IV.
Jews and Christians share the same faith in God: their God is not the neo-platonic One, deprived of all characteristics, or the supreme being of the Enlightenment. God is not an unreachable ruler of the heavens: He is the God of the Covenant, the God of dialogue who bends down, who turns to men as friends, speaking to them and with them. He loves his people and humankind, and He remains faithful to his love despite all human failures. He reaches out towards men, is committed in their history and listens to their cries and suffering, especially to the poor and the oppressed. He is a sympathetic and empathetic God, a God who shares in suffering, but is not overwhelmed by it and remains the sovereign God of history, guiding everything and leading everything towards his final Kingdom. He lives both in heaven and among us human beings.
I do not want to raise the question whether the doctrine of condescendence and inhabitation of God in his Shekhina has parallels with the Christological and Trinitarian doctrines – two doctrines traditionally dividing Jews and Christians. It is more important for me to note that apparently these differences are not so extreme as to prevent us from bearing common witness to the God of the Covenant. Such common witness is particularly urgent in today’s world – a world that has become secular and profane, and often doubts the sense of life and history. It is our common task and mission to help people find sense, courage, and hope.
To share the same idea of God means to share the same idea of men as partners of God in his Covenant. Jews and Christians believe that God created man in his own image after his likeness (Gen 1,28). The Bible affirms the sanctity and inviolable dignity of the human being – of every human being regardless of his or her cultural, national, religious or sexual belonging. At that time, this was a revolutionary affirmation, a breakthrough going beyond all cultural, national, religious and sexual limits, demarcations, exclusions, marginalisations, prejudices and enmities.

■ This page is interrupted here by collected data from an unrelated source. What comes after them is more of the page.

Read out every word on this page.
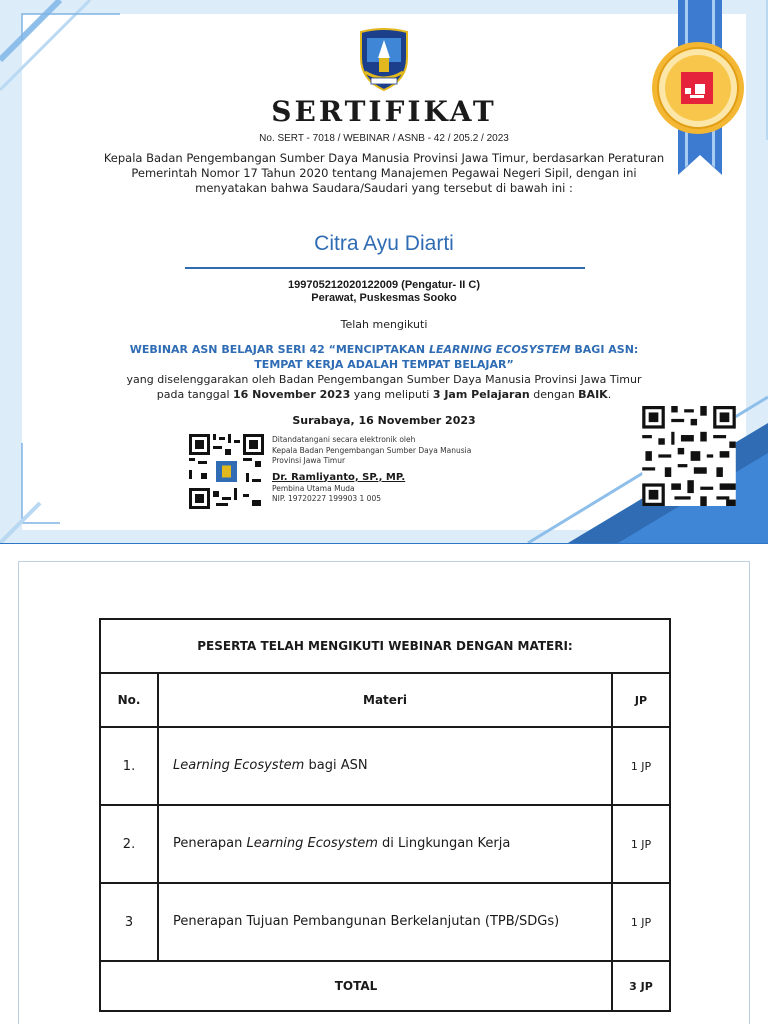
SERTIFIKAT
No. SERT - 7018 / WEBINAR / ASNB - 42 / 205.2 / 2023
Kepala Badan Pengembangan Sumber Daya Manusia Provinsi Jawa Timur, berdasarkan Peraturan Pemerintah Nomor 17 Tahun 2020 tentang Manajemen Pegawai Negeri Sipil, dengan ini menyatakan bahwa Saudara/Saudari yang tersebut di bawah ini :
Citra Ayu Diarti
199705212020122009 (Pengatur- II C)
Perawat, Puskesmas Sooko
Telah mengikuti
WEBINAR ASN BELAJAR SERI 42 “MENCIPTAKAN LEARNING ECOSYSTEM BAGI ASN:
TEMPAT KERJA ADALAH TEMPAT BELAJAR”
yang diselenggarakan oleh Badan Pengembangan Sumber Daya Manusia Provinsi Jawa Timur
pada tanggal 16 November 2023 yang meliputi 3 Jam Pelajaran dengan BAIK.
Surabaya, 16 November 2023
Ditandatangani secara elektronik oleh
Kepala Badan Pengembangan Sumber Daya Manusia
Provinsi Jawa Timur
Dr. Ramliyanto, SP., MP.
Pembina Utama Muda
NIP. 19720227 199903 1 005
PESERTA TELAH MENGIKUTI WEBINAR DENGAN MATERI:		
No.	Materi	JP
1.	Learning Ecosystem bagi ASN	1 JP
2.	Penerapan Learning Ecosystem di Lingkungan Kerja	1 JP
3	Penerapan Tujuan Pembangunan Berkelanjutan (TPB/SDGs)	1 JP
TOTAL		3 JP
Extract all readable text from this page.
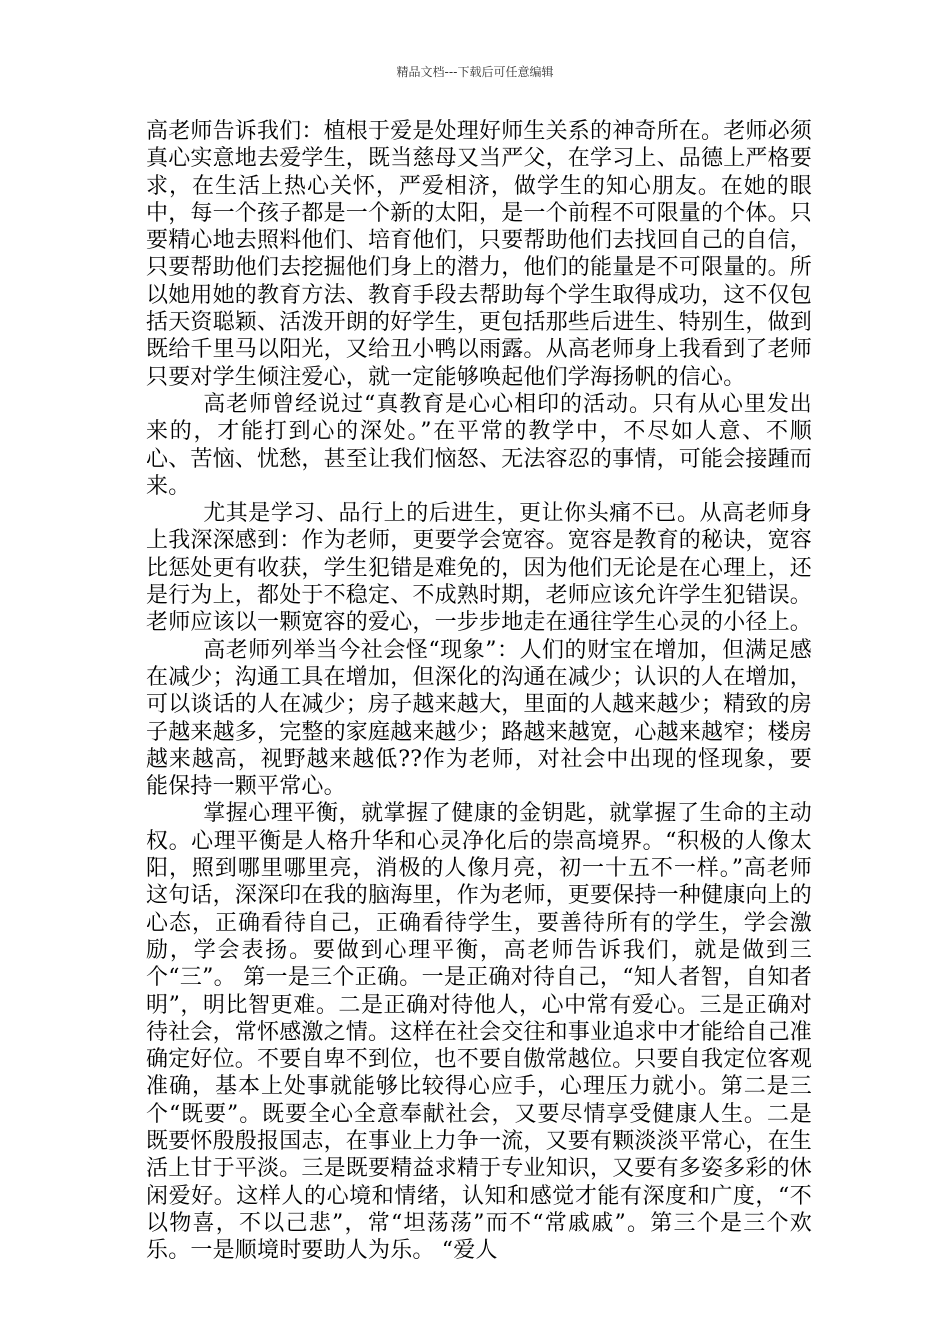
精品文档---下载后可任意编辑

高老师告诉我们：植根于爱是处理好师生关系的神奇所在。老师必须真心实意地去爱学生，既当慈母又当严父，在学习上、品德上严格要求，在生活上热心关怀，严爱相济，做学生的知心朋友。在她的眼中，每一个孩子都是一个新的太阳，是一个前程不可限量的个体。只要精心地去照料他们、培育他们，只要帮助他们去找回自己的自信，只要帮助他们去挖掘他们身上的潜力，他们的能量是不可限量的。所以她用她的教育方法、教育手段去帮助每个学生取得成功，这不仅包括天资聪颖、活泼开朗的好学生，更包括那些后进生、特别生，做到既给千里马以阳光，又给丑小鸭以雨露。从高老师身上我看到了老师只要对学生倾注爱心，就一定能够唤起他们学海扬帆的信心。

高老师曾经说过“真教育是心心相印的活动。只有从心里发出来的，才能打到心的深处。”在平常的教学中，不尽如人意、不顺心、苦恼、忧愁，甚至让我们恼怒、无法容忍的事情，可能会接踵而来。

尤其是学习、品行上的后进生，更让你头痛不已。从高老师身上我深深感到：作为老师，更要学会宽容。宽容是教育的秘诀，宽容比惩处更有收获，学生犯错是难免的，因为他们无论是在心理上，还是行为上，都处于不稳定、不成熟时期，老师应该允许学生犯错误。老师应该以一颗宽容的爱心，一步步地走在通往学生心灵的小径上。

高老师列举当今社会怪“现象”：人们的财宝在增加，但满足感在减少；沟通工具在增加，但深化的沟通在减少；认识的人在增加，可以谈话的人在减少；房子越来越大，里面的人越来越少；精致的房子越来越多，完整的家庭越来越少；路越来越宽，心越来越窄；楼房越来越高，视野越来越低??作为老师，对社会中出现的怪现象，要能保持一颗平常心。

掌握心理平衡，就掌握了健康的金钥匙，就掌握了生命的主动权。心理平衡是人格升华和心灵净化后的崇高境界。“积极的人像太阳，照到哪里哪里亮，消极的人像月亮，初一十五不一样。”高老师这句话，深深印在我的脑海里，作为老师，更要保持一种健康向上的心态，正确看待自己，正确看待学生，要善待所有的学生，学会激励，学会表扬。要做到心理平衡，高老师告诉我们，就是做到三个“三”。 第一是三个正确。一是正确对待自己，“知人者智，自知者明”，明比智更难。二是正确对待他人，心中常有爱心。三是正确对待社会，常怀感激之情。这样在社会交往和事业追求中才能给自己准确定好位。不要自卑不到位，也不要自傲常越位。只要自我定位客观准确，基本上处事就能够比较得心应手，心理压力就小。第二是三个“既要”。既要全心全意奉献社会，又要尽情享受健康人生。二是既要怀殷殷报国志，在事业上力争一流，又要有颗淡淡平常心，在生活上甘于平淡。三是既要精益求精于专业知识，又要有多姿多彩的休闲爱好。这样人的心境和情绪，认知和感觉才能有深度和广度，“不以物喜，不以己悲”，常“坦荡荡”而不“常戚戚”。第三个是三个欢乐。一是顺境时要助人为乐。 “爱人
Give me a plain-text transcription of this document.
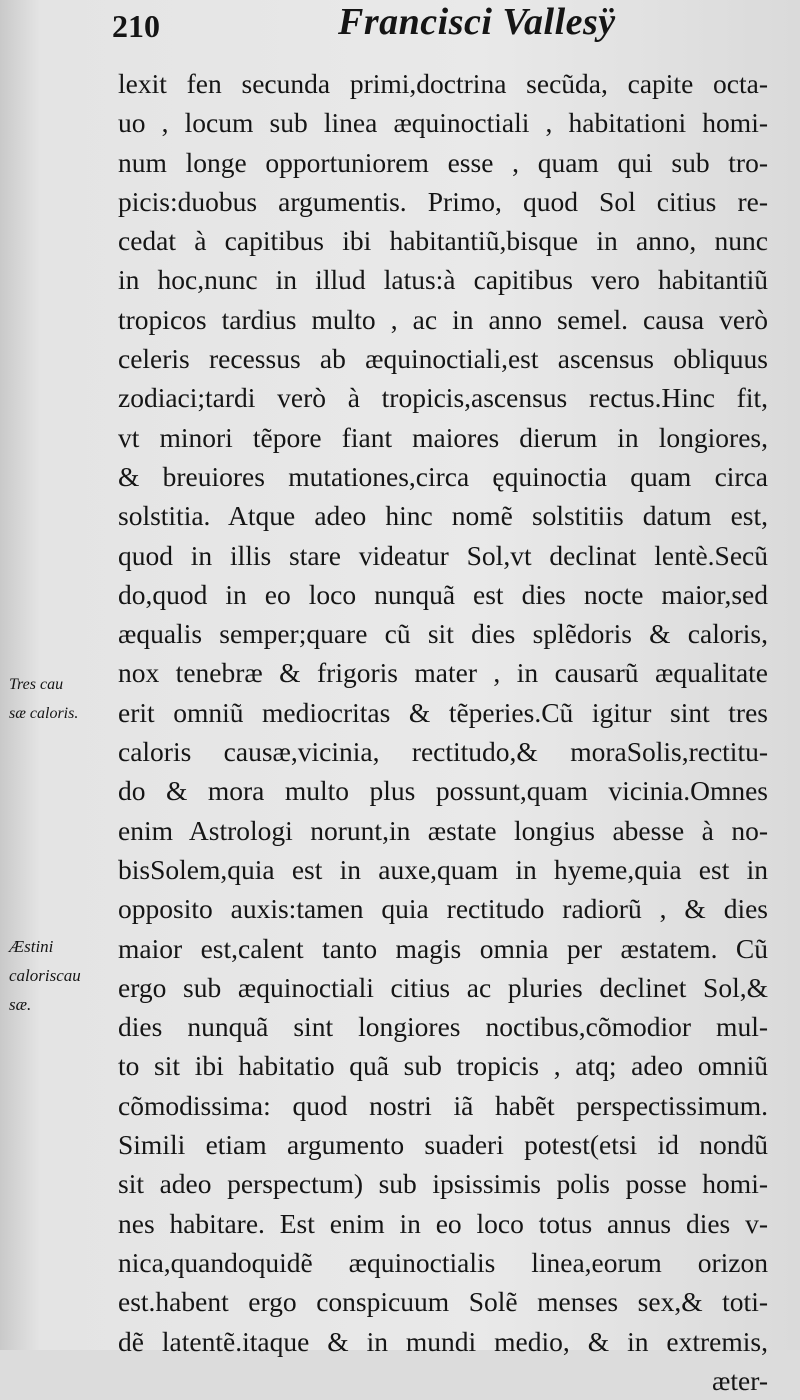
210	Francisci Vallesÿ
Tres cau
sæ caloris.
Æstini
caloriscau
sæ.
lexit fen secunda primi,doctrina secũda, capite octa-
uo , locum sub linea æquinoctiali , habitationi homi-
num longe opportuniorem esse , quam qui sub tro-
picis:duobus argumentis. Primo, quod Sol citius re-
cedat à capitibus ibi habitantiũ,bisque in anno, nunc
in hoc,nunc in illud latus:à capitibus vero habitantiũ
tropicos tardius multo , ac in anno semel. causa verò
celeris recessus ab æquinoctiali,est ascensus obliquus
zodiaci;tardi verò à tropicis,ascensus rectus.Hinc fit,
vt minori tẽpore fiant maiores dierum in longiores,
& breuiores mutationes,circa ęquinoctia quam circa
solstitia. Atque adeo hinc nomẽ solstitiis datum est,
quod in illis stare videatur Sol,vt declinat lentè.Secũ
do,quod in eo loco nunquã est dies nocte maior,sed
æqualis semper;quare cũ sit dies splẽdoris & caloris,
nox tenebræ & frigoris mater , in causarũ æqualitate
erit omniũ mediocritas & tẽperies.Cũ igitur sint tres
caloris causæ,vicinia, rectitudo,& moraSolis,rectitu-
do & mora multo plus possunt,quam vicinia.Omnes
enim Astrologi norunt,in æstate longius abesse à no-
bisSolem,quia est in auxe,quam in hyeme,quia est in
opposito auxis:tamen quia rectitudo radiorũ , & dies
maior est,calent tanto magis omnia per æstatem. Cũ
ergo sub æquinoctiali citius ac pluries declinet Sol,&
dies nunquã sint longiores noctibus,cõmodior mul-
to sit ibi habitatio quã sub tropicis , atq; adeo omniũ
cõmodissima: quod nostri iã habẽt perspectissimum.
Simili etiam argumento suaderi potest(etsi id nondũ
sit adeo perspectum) sub ipsissimis polis posse homi-
nes habitare. Est enim in eo loco totus annus dies v-
nica,quandoquidẽ æquinoctialis linea,eorum orizon
est.habent ergo conspicuum Solẽ menses sex,& toti-
dẽ latentẽ.itaque & in mundi medio, & in extremis,
æter-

The universalistic biblical view is one of the very sources and foundations of modern theory and policy of human rights. This common heritage confers a common responsibility to Jews and Christians for the defence and promotion of human rights and of human life in the world, and this is – I am convinced – the best we can do for peace and freedom in the world. Against all nationalistic narrowness, ideological manipulation and materialistic depreciation of the person, we must insist on the dignity and greatness of the human being. We must stand against the immoralities and idolatries harming and degrading human dignity. Likewise, our common belief in creation can become an important contemporary message both in environmental and bio-ethical issues.
The Bible and both our religious traditions do not abandon us with this question. They speak of hope due to salvation. I am aware that, when it comes to salvation, this is a very delicate point for our dialogue, touching the deepest difference between the Jewish and Christian faiths. The cross, which is the sign of salvation for Christians, is a scandal for Jews; this is often used as an accusation against them. The Second Vatican Council opposed explicitly such wrong but long lasting interpretations and incriminations, stating that the cross has to be preached as a sign of reconciliation between Jews and Gentiles and as a sign of God’s universal love for all – Christians and Jews.
Deep and fundamental differences remain. Yet despite all remaining differences, we meet here for our common mission: to pronounce the promise of salvation and to bear witness to hope before the eyes of the world, to encourage people and show that there is a meaning to life. Moreover, we can offer the path to true happiness in life through the way of the Torah, the Ten Commandments, which, the Bible instructs, are not to be seen as burdens and limitations but as guides and signposts to happiness and fullness of life.
Recent developments in scientific and technological progress have raised new and difficult ethical questions. As Jews and Christians, we have been entrusted with an immense human, religious and ethical potential against the great destructive capacity of our world – a potential which can help to build a new civilisation of life. We have therefore a common responsibility for the future, in the new century and the new millennium, for the next generation and our young people. We should not only cast our glance backwards to the sorrowful moments of our history; today we are called to look forward and to initiate a new common history for the good of all. This is our common challenge today.
Let me now come to some very short concluding remarks. It is my deep conviction that we have embarked upon a new phase of our relationship. In the book of our common history, a new page has been opened. In our current situation, we can no longer afford to be estranged or inimical. As difficult as it may be, we must build bridges between us or, better, we must dare to walk on bridges that have existed as long as we have existed as Jews and Christians.
As sons and inheritors of our common father Abraham, we must set off and set our sights far ahead. May God bless our beginning so that we never lose faith in one another and never lose the hope He bestows upon us.